Rumah Baru
Siang itu dengan lesu Anye hendak keluar dari kampus berencana untuk mendatangi sebuah warnet sekitar satu kilometer dari kampus. Ada banyak hal yang harus dia tuntaskan sehubungan dengan jurnal yang dia ambil. Flash disk sudah disiapkan dengan rapi agar bisa mengopi hal-hal yang dibutuhkannya dari internet.
Dari jauh Jalu melihat Anye berjalan lambat dan segera berlari mendapatkannya.
“Hai Say,” sapa Jalu, “tak bertemu kamu rasa rinduku menggebu,” bisiknya setelah dekat.

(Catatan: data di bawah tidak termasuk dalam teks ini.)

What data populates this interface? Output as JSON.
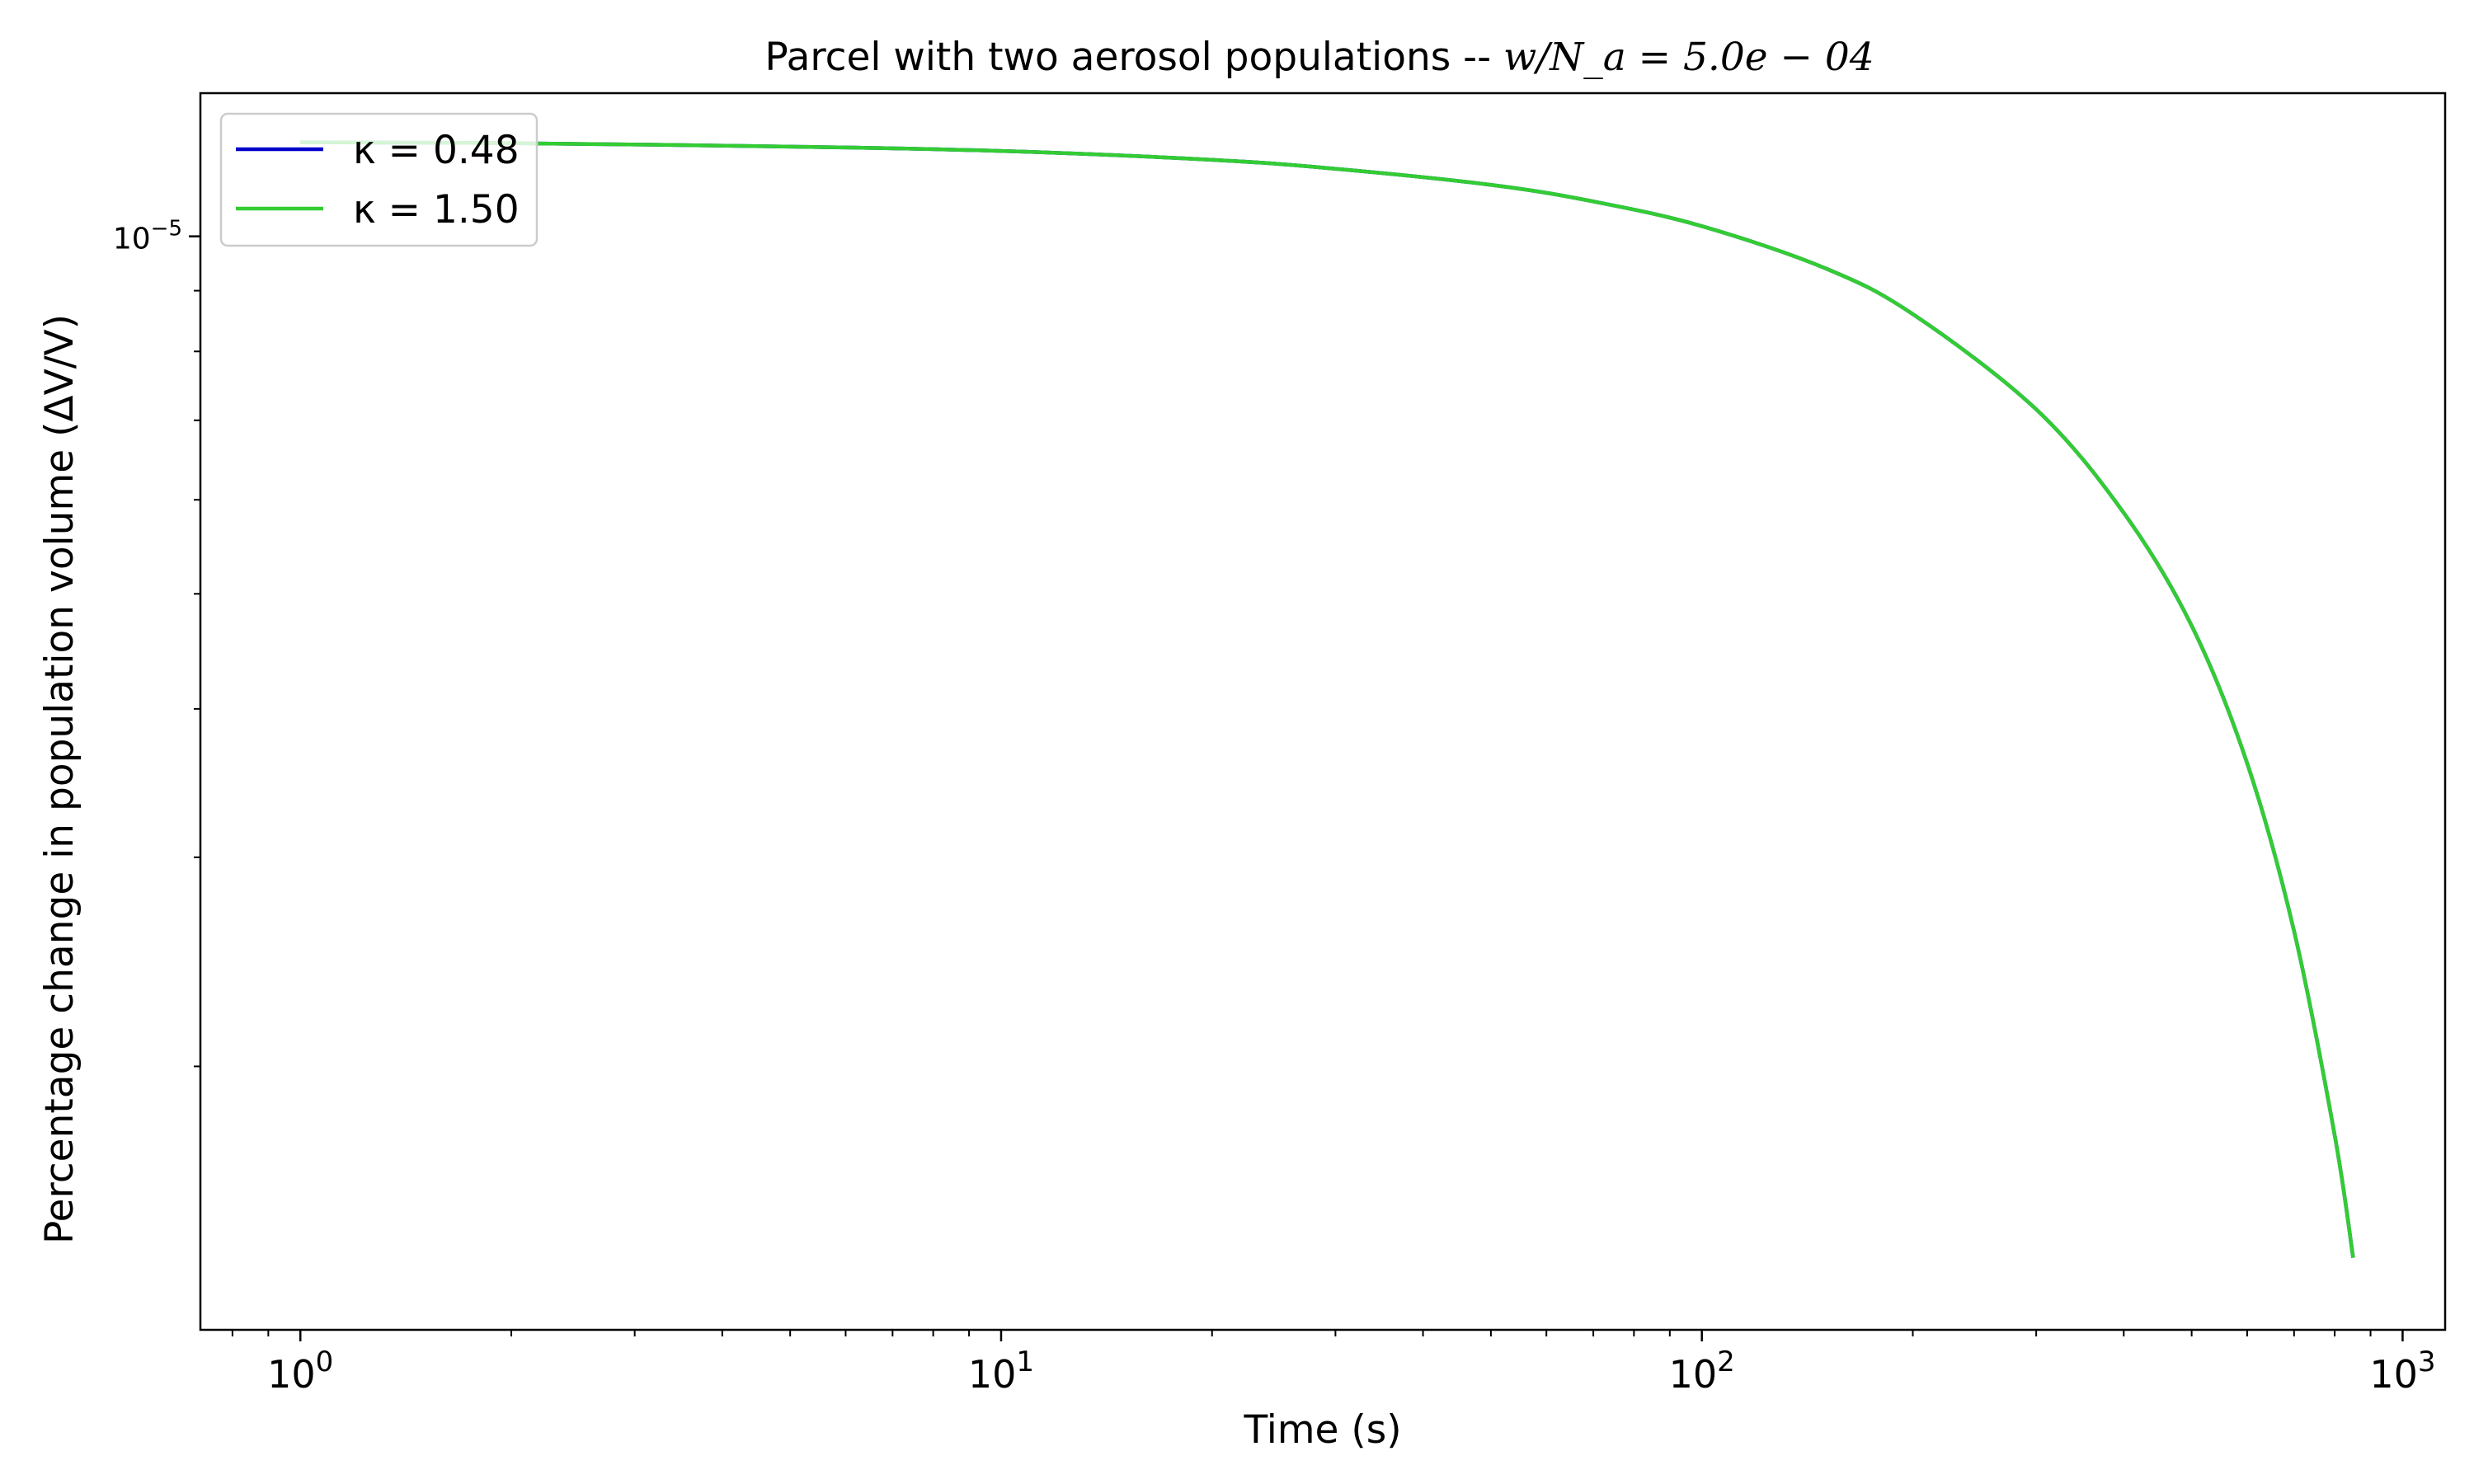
{
  "chart_data": {
    "type": "line",
    "title_text": "Parcel with two aerosol populations -- ",
    "title_math": "w/N_a = 5.0e − 04",
    "xlabel": "Time (s)",
    "ylabel": "Percentage change in population volume (ΔV/V)",
    "x_scale": "log",
    "y_scale": "log",
    "xlim": [
      0.72,
      1150
    ],
    "ylim": [
      1.2e-06,
      1.32e-05
    ],
    "x_ticks": [
      {
        "value": 1,
        "base": "10",
        "exp": "0"
      },
      {
        "value": 10,
        "base": "10",
        "exp": "1"
      },
      {
        "value": 100,
        "base": "10",
        "exp": "2"
      },
      {
        "value": 1000,
        "base": "10",
        "exp": "3"
      }
    ],
    "y_ticks": [
      {
        "value": 1e-05,
        "base": "10",
        "exp": "−5"
      }
    ],
    "grid": false,
    "legend_position": "upper left",
    "series": [
      {
        "name": "κ = 0.48",
        "color": "#0000cc",
        "x": [
          1,
          2,
          5,
          10,
          20,
          30,
          50,
          70,
          100,
          150,
          200,
          300,
          400,
          500,
          600,
          700,
          800,
          850
        ],
        "y": [
          1.2e-05,
          1.198e-05,
          1.19e-05,
          1.18e-05,
          1.16e-05,
          1.14e-05,
          1.105e-05,
          1.07e-05,
          1.02e-05,
          9.4e-06,
          8.6e-06,
          7.15e-06,
          5.85e-06,
          4.7e-06,
          3.6e-06,
          2.6e-06,
          1.75e-06,
          1.38e-06
        ]
      },
      {
        "name": "κ = 1.50",
        "color": "#33cc33",
        "x": [
          1,
          2,
          5,
          10,
          20,
          30,
          50,
          70,
          100,
          150,
          200,
          300,
          400,
          500,
          600,
          700,
          800,
          850
        ],
        "y": [
          1.2e-05,
          1.198e-05,
          1.19e-05,
          1.18e-05,
          1.16e-05,
          1.14e-05,
          1.105e-05,
          1.07e-05,
          1.02e-05,
          9.4e-06,
          8.6e-06,
          7.15e-06,
          5.85e-06,
          4.7e-06,
          3.6e-06,
          2.6e-06,
          1.75e-06,
          1.38e-06
        ]
      }
    ]
  }
}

Anye tersenyum menatap sang pujaan sambil mengangguk.
“Kau mau ke mana?”
“Ke warnet. Ada tugas yang perlu kuambil. Referensi dari jurnal asing. Lalu ke Maestro untuk print out dan dilanjut ke teman yang siap menerjemahkan,” tuturnya.
“Mmmm … ada waktu nggak, sedikiiitt saja!” ujar Jalu sambil menggunakan jemari untuk menggambarkan sesuatu yang tipis.
“Boleh, sebentar saja yaa!”
“Oke, janji!”
Mereka berdua akhirnya jalan menuju ke luar area kampus. Jalu yang baru saja menempati rumah kosong yang katanya milik saudara itu membawa sang kekasih ke sana. Lokasinya memang agak keluar kota. Dia mengajak Anye ke sana dengan terlebih dahulu singgah di pasar untuk berbelanja beberapa bahan. Tanpa banyak bicara.
“Kita ke mana?”
“Ada deh!”
Perjalanan memakan waktu sekitar empat puluh menit. Jalu mengajak turun di sebuah rumah yang berada di perumahan premium. Suasana sepi. Maklum masih pagi dan perumahan tersebut belum banyak penghuni. Kalaupun ada, pada umumnya pegawai yang sudah berangkat sejak pagi hari.
Sementara, security di gerbang pun sudah mengenali dan hafal terhadap masing-masing penghuni. Jalu menyapa ramah dua orang bapak berseragam itu dengan sangat santun.